Pricing mechanisms, taxes, whatever you want to call them, have been in the news of late. Like it or not, Australia now has a carbon tax. The topic of tax is at the forefront of people’s minds and a suite of cuts and exemptions, including a modest raise to the Luxury Car Tax threshold, have been launched as part of the carbon price package.
Yet, the risincrease in the LCT threshold hasn’t satisfied the Victorian Automobile Chamber of Commerce and they are repeating their plea to the Federal Government to have the LCT scrapped.
“Time and again, we have informed the Federal Government that this tax is unfair,” VACC Executive Director, David Purchase, said.
“As recently as May this year, in our Federal Budget analysis, VACC stated that this inappropriate imposition on vehicle purchases should be removed or, at the very least, the threshold should be doubled. Therefore a 2.9 per cent threshold increase falls way short of our expectations.”

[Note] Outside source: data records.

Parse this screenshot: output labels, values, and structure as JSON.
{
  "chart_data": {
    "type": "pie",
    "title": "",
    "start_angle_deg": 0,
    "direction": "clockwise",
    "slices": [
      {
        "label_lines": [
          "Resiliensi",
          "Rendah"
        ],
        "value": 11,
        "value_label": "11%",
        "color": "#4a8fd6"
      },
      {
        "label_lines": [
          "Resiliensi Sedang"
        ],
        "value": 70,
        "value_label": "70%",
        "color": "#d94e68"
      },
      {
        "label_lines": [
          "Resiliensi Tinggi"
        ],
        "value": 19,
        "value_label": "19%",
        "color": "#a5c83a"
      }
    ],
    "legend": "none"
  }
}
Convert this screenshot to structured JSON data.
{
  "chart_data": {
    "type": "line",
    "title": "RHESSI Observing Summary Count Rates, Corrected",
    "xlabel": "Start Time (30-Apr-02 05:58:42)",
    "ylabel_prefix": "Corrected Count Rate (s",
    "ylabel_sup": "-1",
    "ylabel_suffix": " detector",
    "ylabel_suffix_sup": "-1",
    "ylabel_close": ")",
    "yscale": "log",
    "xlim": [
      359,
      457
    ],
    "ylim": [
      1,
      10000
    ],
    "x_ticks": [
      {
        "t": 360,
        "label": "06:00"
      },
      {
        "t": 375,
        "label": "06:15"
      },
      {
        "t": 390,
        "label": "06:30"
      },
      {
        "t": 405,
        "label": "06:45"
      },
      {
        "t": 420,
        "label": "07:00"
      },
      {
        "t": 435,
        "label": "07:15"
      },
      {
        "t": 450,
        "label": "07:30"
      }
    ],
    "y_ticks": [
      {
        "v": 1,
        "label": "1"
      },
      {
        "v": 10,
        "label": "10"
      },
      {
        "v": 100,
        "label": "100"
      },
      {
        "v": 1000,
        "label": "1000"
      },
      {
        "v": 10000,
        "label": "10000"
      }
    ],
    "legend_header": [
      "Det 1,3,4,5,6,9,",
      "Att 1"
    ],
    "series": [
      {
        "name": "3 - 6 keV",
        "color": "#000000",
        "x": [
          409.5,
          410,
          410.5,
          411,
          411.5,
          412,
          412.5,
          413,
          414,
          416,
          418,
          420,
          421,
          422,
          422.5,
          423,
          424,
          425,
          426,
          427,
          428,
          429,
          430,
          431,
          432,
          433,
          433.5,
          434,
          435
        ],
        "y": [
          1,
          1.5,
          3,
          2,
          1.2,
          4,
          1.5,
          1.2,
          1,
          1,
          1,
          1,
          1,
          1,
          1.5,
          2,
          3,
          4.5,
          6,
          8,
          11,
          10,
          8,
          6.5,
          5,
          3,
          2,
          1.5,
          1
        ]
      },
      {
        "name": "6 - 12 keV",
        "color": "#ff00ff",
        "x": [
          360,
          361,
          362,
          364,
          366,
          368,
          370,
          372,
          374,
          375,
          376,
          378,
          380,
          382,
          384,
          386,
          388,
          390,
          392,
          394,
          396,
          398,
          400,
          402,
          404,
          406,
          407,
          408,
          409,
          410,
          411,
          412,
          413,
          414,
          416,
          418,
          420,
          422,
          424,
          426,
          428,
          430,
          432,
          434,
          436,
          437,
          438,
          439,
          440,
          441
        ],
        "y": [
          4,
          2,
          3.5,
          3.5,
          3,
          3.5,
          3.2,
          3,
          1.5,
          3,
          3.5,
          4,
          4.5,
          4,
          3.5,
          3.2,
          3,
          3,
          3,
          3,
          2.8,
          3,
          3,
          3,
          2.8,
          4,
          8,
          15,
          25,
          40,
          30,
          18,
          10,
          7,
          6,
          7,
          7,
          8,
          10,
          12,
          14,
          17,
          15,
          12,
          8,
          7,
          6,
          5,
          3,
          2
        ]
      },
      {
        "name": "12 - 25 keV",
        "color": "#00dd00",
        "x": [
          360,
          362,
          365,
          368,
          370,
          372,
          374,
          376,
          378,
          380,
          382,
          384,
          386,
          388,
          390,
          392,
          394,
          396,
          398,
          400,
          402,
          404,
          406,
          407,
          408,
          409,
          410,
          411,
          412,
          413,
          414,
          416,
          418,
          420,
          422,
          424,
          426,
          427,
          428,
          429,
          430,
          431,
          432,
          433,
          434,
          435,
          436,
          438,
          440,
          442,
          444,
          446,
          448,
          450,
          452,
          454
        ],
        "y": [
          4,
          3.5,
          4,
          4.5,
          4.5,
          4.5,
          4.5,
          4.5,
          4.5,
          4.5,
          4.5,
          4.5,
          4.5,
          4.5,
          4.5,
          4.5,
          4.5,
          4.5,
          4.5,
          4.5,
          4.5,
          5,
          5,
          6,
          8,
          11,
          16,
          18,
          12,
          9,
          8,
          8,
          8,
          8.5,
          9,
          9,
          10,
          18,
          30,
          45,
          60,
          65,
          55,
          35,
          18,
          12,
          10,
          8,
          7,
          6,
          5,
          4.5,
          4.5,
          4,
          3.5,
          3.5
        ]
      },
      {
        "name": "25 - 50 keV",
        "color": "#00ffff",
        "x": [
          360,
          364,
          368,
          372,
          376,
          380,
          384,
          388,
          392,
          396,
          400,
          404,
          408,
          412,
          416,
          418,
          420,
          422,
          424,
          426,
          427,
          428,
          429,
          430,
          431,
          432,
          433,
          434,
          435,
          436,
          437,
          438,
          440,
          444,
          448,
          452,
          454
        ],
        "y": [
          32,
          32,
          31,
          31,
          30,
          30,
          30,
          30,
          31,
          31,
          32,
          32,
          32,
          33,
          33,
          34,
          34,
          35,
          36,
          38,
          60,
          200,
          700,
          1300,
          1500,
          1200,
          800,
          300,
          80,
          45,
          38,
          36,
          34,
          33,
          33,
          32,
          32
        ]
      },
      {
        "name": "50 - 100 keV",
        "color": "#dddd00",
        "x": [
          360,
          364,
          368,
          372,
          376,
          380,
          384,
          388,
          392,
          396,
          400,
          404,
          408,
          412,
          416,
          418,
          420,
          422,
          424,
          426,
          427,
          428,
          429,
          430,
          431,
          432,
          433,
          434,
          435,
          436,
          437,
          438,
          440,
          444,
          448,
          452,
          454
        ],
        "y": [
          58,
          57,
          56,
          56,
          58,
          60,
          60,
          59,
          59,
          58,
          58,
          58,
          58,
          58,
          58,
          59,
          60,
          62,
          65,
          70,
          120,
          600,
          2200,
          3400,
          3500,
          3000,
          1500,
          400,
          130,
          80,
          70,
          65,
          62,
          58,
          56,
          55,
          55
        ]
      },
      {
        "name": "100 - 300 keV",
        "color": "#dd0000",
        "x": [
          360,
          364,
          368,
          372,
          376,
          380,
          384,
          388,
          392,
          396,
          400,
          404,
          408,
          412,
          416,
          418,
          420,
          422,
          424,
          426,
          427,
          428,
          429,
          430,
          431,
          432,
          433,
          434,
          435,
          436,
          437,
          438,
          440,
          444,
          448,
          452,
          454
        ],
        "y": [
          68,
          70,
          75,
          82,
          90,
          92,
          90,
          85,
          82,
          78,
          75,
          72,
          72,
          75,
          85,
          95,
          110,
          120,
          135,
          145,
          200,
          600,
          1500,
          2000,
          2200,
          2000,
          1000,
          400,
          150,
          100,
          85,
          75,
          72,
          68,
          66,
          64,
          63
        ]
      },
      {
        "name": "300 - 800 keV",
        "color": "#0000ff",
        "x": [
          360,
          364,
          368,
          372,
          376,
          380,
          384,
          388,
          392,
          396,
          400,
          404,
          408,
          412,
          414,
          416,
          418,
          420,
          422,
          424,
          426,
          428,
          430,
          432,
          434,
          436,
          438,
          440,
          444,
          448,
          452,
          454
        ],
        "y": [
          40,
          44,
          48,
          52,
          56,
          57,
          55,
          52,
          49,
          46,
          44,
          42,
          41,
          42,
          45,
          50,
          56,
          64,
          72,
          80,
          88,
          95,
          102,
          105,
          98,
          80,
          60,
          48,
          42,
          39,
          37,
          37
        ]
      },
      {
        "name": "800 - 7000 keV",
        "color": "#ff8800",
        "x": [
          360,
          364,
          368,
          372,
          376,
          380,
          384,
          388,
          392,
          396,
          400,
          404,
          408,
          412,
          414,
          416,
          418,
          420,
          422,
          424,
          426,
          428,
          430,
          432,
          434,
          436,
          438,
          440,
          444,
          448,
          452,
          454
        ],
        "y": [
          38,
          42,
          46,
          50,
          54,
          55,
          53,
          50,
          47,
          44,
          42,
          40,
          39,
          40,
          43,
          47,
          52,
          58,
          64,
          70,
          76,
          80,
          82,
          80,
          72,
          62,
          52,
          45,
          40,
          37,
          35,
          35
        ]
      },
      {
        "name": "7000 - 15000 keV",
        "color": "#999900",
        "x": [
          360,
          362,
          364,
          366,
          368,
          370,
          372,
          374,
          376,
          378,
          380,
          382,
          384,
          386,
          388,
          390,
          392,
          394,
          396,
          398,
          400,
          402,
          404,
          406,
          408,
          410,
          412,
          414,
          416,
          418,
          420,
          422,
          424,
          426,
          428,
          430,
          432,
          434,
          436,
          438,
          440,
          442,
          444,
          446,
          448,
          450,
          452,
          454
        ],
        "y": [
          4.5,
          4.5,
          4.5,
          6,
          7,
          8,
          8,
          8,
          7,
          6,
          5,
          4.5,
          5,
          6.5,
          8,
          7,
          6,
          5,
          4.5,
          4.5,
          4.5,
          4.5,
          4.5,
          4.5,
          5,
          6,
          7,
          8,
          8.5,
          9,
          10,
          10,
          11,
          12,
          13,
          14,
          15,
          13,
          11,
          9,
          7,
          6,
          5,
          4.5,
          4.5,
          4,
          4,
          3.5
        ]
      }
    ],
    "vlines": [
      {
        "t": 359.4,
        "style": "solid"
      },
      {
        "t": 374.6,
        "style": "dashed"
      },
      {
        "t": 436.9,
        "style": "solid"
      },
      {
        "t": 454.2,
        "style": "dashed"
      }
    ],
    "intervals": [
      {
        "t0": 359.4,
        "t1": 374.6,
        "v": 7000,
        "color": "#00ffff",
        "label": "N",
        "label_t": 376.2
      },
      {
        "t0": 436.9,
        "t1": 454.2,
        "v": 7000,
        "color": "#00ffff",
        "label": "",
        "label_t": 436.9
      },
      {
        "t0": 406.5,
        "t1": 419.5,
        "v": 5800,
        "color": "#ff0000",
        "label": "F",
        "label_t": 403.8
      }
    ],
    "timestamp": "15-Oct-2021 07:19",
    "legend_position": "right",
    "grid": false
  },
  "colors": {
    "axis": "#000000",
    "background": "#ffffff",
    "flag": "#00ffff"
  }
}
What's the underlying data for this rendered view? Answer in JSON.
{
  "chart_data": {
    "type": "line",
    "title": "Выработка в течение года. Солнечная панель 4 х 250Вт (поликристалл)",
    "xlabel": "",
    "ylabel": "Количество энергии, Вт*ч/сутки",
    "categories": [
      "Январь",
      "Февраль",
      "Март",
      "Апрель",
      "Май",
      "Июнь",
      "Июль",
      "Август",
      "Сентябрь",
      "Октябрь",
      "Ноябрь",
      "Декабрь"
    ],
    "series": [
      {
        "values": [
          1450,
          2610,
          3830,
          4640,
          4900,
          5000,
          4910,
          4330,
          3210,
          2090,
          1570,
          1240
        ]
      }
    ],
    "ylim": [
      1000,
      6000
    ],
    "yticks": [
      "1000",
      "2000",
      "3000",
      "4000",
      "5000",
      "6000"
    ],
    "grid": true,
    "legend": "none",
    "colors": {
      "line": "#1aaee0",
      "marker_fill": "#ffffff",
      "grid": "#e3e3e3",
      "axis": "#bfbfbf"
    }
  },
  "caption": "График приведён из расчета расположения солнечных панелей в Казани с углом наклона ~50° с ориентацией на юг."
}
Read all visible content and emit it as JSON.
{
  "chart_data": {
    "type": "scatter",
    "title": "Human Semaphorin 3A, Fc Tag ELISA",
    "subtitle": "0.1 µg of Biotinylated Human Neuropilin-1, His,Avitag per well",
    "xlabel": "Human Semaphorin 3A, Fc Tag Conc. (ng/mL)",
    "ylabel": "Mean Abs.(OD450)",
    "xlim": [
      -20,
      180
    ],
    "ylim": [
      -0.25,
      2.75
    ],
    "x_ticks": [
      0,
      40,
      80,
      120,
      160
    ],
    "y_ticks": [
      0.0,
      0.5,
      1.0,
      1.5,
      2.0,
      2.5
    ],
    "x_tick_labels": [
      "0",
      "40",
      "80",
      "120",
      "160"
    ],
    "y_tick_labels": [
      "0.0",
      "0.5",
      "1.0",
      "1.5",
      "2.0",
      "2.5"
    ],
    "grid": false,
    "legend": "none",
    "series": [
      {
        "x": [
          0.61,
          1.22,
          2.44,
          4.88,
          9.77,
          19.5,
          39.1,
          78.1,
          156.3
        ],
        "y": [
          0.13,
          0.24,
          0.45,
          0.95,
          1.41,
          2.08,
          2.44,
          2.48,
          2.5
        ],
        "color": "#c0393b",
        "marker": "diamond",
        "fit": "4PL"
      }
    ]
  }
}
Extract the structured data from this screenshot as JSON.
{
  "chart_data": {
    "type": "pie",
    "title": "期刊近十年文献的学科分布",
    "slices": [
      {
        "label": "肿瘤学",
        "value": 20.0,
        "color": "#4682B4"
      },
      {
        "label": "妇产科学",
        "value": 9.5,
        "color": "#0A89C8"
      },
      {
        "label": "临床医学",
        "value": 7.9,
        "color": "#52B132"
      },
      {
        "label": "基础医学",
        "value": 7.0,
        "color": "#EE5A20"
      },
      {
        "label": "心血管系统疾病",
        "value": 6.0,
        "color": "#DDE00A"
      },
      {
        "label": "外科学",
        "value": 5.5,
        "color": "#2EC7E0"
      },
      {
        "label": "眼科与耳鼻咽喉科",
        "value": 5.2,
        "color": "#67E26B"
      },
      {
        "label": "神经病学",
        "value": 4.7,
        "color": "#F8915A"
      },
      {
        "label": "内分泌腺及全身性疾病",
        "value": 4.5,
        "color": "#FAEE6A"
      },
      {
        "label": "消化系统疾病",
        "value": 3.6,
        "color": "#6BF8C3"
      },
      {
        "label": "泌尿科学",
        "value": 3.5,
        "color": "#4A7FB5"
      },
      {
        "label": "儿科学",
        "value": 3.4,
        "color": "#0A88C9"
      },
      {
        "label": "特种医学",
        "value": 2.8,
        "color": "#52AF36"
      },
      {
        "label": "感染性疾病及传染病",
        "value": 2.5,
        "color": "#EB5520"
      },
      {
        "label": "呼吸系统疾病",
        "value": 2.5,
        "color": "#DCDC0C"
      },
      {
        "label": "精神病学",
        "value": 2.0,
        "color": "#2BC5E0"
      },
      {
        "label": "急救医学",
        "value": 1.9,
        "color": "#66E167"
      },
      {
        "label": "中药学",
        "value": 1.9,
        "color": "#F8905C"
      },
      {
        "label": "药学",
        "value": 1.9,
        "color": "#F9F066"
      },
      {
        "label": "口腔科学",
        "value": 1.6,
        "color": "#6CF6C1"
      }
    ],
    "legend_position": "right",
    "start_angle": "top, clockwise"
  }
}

You can read the VACC’s statement in full after the break. The video above shows BMW Australia boss Phil Horton share his displeasure for the LCT, originally posted as part of an April Fool’s Day gag.
VACC Repeats Its Call for the Abolition of the Luxury Car Tax
The Australian Government increased the threshold for the luxury car tax (LCT) from $57,466 to $59,133 on 1 July 2012. VACC, the peak automotive industry body in Victoria, has campaigned for the tax to be either scrapped or, at the very least, for the threshold to be significantly increased.
In July 2008, in a submission to the Senate Economics Committee Inquiry into Luxury Car Tax Bills, VACC stated that the ‘LCT is a remnant of a time when sales taxes and other inequities existed prior to the GST, taxing products at different rates without sound policy objectives. VACC recommends that the LCT threshold be increased to at least $75,000 and preferably to over $100,000 in order to catch up with the failure to index the threshold appropriately in the past’.
Today, VACC stands by that same statement.
“To say we are disappointed is an understatement,” VACC Executive Director, David Purchase, said.
“Time and again, we have informed the Federal Government that this tax is unfair. As recently as May this year, in our Federal Budget analysis, VACC stated that this inappropriate imposition on vehicle purchases should be removed or, at the very least, the threshold should be doubled. Therefore a 2.9 per cent threshold increase falls way short of our expectations.
“The announcement is also frustrating because this tax should be repealed, and yet, the decision proves the Government has every intention of continuing to tax motor vehicles as luxuries.
“Many vehicles in the $59,133 and over price range are family vehicles featuring important safety technologies and are considered a necessity by the purchaser rather than an indulgence. When you think of luxuries, most people think of the excesses of the rich and famous, for example, a private jet or helicopter, yachts, jewellery, or works of art, and yet, these extravagant purchases are not subjected to additional taxes.
“We repeat our call to the Federal Government to review the LCT with a view to scrapping it,” Mr Purchase said.
VACC is not alone in its condemnation of the LCT. Both the state and national Australian Automobile Dealers Associations (AADA-Vic & AADA-National) and the Australian Motor Industry Federation (AMIF) are also campaigning for the abolition of the luxury car tax.